The Art of Popular Protest: Hip Hop in the Middle East

I tried something new in class last week. I let my students listen to an Egyptian Hip Hop artist, Ahmed Mekki, and study his lyrics. Not only did they learn a thing or two about Arabic, but they were immediately and inexorably saturated with the struggles of the repressed youth of the Middle East.

Palestinian Hip Hop
DAM – A Palestinian Hip Hop band based in Israel

There are no limits to the artistic impulses and cultural expressions that go hand in hand with protest. In the Middle East essays, poems, caricaturing, street art (which has made a strong imprint in the wake of the Arab Spring), songs and other innovative forms of protest remind us that human remain resilient in the face of repression.

Across the region, indeed the world, young artists have been inspired by the ‘art of protest’ that lay at the heart of American Hip Hop culture which originated in the 1970’s.
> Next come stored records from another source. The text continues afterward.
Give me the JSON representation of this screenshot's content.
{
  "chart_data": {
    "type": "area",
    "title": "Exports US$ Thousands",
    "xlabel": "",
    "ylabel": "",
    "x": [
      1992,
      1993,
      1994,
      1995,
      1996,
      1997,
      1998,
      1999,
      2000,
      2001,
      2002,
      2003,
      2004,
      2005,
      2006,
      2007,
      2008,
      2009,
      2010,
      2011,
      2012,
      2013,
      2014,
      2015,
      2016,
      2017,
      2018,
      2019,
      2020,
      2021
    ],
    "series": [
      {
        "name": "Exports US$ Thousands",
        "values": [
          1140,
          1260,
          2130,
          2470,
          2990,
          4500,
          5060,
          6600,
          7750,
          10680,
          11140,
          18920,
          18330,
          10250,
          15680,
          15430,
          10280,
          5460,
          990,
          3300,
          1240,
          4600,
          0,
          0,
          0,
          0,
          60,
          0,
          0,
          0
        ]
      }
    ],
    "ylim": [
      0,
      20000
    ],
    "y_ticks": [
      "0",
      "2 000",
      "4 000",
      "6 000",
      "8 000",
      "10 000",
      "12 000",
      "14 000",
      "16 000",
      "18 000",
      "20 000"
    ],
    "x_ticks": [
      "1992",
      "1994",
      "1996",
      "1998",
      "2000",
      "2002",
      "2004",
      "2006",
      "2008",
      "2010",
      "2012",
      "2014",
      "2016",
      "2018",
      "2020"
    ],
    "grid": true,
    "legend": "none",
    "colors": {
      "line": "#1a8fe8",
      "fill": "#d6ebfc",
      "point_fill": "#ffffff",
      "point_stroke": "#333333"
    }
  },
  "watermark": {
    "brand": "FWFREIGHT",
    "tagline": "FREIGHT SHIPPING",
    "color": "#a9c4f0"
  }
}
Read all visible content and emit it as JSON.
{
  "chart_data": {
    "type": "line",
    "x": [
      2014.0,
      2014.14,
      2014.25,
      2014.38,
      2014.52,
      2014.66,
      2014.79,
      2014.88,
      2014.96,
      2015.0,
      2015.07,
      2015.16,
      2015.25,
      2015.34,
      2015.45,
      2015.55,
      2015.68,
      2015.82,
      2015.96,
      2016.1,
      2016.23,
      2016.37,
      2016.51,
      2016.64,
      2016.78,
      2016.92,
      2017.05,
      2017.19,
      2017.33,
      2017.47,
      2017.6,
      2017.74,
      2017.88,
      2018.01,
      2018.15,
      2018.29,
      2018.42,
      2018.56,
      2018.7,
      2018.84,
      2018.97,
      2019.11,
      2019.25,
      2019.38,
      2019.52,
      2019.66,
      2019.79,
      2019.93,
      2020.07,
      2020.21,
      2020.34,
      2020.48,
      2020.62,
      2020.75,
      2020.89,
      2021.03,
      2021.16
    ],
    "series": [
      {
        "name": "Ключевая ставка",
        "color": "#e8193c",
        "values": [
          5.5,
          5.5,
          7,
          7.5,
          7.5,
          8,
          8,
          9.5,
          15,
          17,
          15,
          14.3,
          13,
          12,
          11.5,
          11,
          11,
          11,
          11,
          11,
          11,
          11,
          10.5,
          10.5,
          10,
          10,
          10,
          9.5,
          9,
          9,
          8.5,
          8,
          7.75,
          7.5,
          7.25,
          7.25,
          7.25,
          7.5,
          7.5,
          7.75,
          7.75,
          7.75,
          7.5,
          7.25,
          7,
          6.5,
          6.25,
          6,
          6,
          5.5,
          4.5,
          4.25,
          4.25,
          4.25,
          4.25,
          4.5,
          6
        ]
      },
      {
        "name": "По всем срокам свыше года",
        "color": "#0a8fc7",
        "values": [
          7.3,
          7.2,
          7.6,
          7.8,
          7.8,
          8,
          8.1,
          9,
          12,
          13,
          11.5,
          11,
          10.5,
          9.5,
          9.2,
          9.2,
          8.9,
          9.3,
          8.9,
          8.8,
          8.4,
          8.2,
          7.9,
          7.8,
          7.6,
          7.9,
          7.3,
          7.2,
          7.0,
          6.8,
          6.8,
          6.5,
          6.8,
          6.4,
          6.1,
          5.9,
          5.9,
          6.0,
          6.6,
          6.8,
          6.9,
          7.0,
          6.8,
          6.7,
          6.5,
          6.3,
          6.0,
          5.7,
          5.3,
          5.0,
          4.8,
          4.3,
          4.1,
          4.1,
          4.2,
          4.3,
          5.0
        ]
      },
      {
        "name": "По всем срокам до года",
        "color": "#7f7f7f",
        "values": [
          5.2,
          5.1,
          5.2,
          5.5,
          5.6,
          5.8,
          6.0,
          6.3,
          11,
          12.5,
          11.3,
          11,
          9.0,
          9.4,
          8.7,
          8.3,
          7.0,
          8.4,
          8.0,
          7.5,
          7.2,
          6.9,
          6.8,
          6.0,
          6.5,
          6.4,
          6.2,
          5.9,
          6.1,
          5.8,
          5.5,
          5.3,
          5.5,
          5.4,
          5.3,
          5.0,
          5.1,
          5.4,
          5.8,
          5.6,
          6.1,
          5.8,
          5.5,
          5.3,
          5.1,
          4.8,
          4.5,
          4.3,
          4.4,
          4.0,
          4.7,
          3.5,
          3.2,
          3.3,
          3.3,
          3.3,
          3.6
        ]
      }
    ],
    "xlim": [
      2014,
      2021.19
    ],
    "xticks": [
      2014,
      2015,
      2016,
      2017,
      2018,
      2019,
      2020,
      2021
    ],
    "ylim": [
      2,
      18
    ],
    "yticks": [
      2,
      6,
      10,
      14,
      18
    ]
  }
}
One of these artists is Big Hass who aims to bring “True Hip Hop to Saudi Arabia.” The Arab Spring has catapulted more than one Hip Hop artists to stardom. The Syrian-American artist known as Omar Offendum, who raps mainly in English, has put his talents towards the uprising against the Assad regime, as well as empowering the youth to see in themselves as ‘heroes.’

In the years leading up to the Arab Spring, the Middle East was already home to a vibrant underground Hip Hop scene. This Hip Hop subculture produced Ahmed Mekki, a gifted Egyptian artist who manages to communicate the people’s outrage at widespread corruption in Egyptian society and its dog-eat-dog culture.

The Hip Hop scene in the Middle East extends beyond the Arab World. The back breaking poverty and devaluation of humanity are latent throughout the work of the Iranian artist known as Hichkas (lit. “no one”). In a broader sense, his work addresses both society as well as God. This is most evident in one of his tracks featured in the award winning film, “No One Knows About Persian Cats” (کسی از گربه های ایرانی خبر نداره‎).

Even the Muslim Brotherhood have tried their luck–not so successfully–at communicating their message through Hip Hop. Hip Hop has also been used–or abused some would say–by countless amateur artists to support the Assad regime, Hezbollah and other political actors. However, it is the Hip Hop ‘of the people’ that thrives. As long the poor and disenfranchised youth of the Middle East weather the storm of revolution–in all its manifestations–Hip Hop will likely continue to flourish underground.

The art of protest is no stranger to the cities of Europe and elsewhere in the world. The Turkish Hip Hop scene dates back to the latter half of the past century. Its roots lay in the struggles of Turkish immigrant workers amid racist experiences in German society. In this vein, the award winning artist Ceza has been one of the most famous Turkish artists. Furthermore, the slums of France, especially since the financial collapse in 2008, have become the epicenter of what Keny Arkana calls “La Rage du Peuple!”